List of Works || Music Centre Serenade

Music Centre Serenade (1984)

Flute, Horn, Viola, Cello

Duration: 2 minutes

First Performance: 23 June 1984, Toronto

On its website, the Canadian Music Centre boasts that “Since 1959, we’ve been proudly supporting, preserving and promoting the works of Canadian composers.” The CMC was created after the Canadian League of Composers—founded in 1951 by Weinzweig, Harry Somers, and Murray Adaskin, among others—put forth a report to the Canada Council explaining the need for the CMC. To celebrate the great work of the Canadian Music Centre, including an extensive music library and record label, Weinzweig composed a brief serenade for the occasion of its 25th birthday.

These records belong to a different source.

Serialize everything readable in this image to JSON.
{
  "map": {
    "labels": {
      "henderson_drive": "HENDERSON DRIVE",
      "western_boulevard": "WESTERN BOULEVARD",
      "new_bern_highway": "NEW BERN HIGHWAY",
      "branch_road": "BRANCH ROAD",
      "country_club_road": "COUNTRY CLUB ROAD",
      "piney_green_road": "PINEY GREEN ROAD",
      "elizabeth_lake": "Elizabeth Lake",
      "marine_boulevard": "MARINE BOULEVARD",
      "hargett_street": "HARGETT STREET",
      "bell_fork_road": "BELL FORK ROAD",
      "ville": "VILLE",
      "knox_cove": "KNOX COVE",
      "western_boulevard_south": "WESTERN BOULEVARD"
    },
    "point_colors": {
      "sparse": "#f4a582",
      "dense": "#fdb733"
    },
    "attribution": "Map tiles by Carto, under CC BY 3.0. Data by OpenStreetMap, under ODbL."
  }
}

Weinzweig begins with a fast seven-measure passage in which the flute plays short, chromatic sixteenth-note motives above a homorhythmic staccato accompaniment in the horn, viola, and cello. This passage returns four times, in between which Weinzweig inserts a cadenza for each instrument, starting with the lowest instrument (i.e., cello) and moving upwards until the highest instrument (i.e., flute). Though Weinzweig includes a tempo marking for each cadenza, the lack of accompaniment allows each player flexibility.

Music Centre Serenade returns to the recurring passage in its final moments, but is truncated to only two measures. The work closes with a final measure in which the four instruments simultaneously play a motive from their respective cadenza.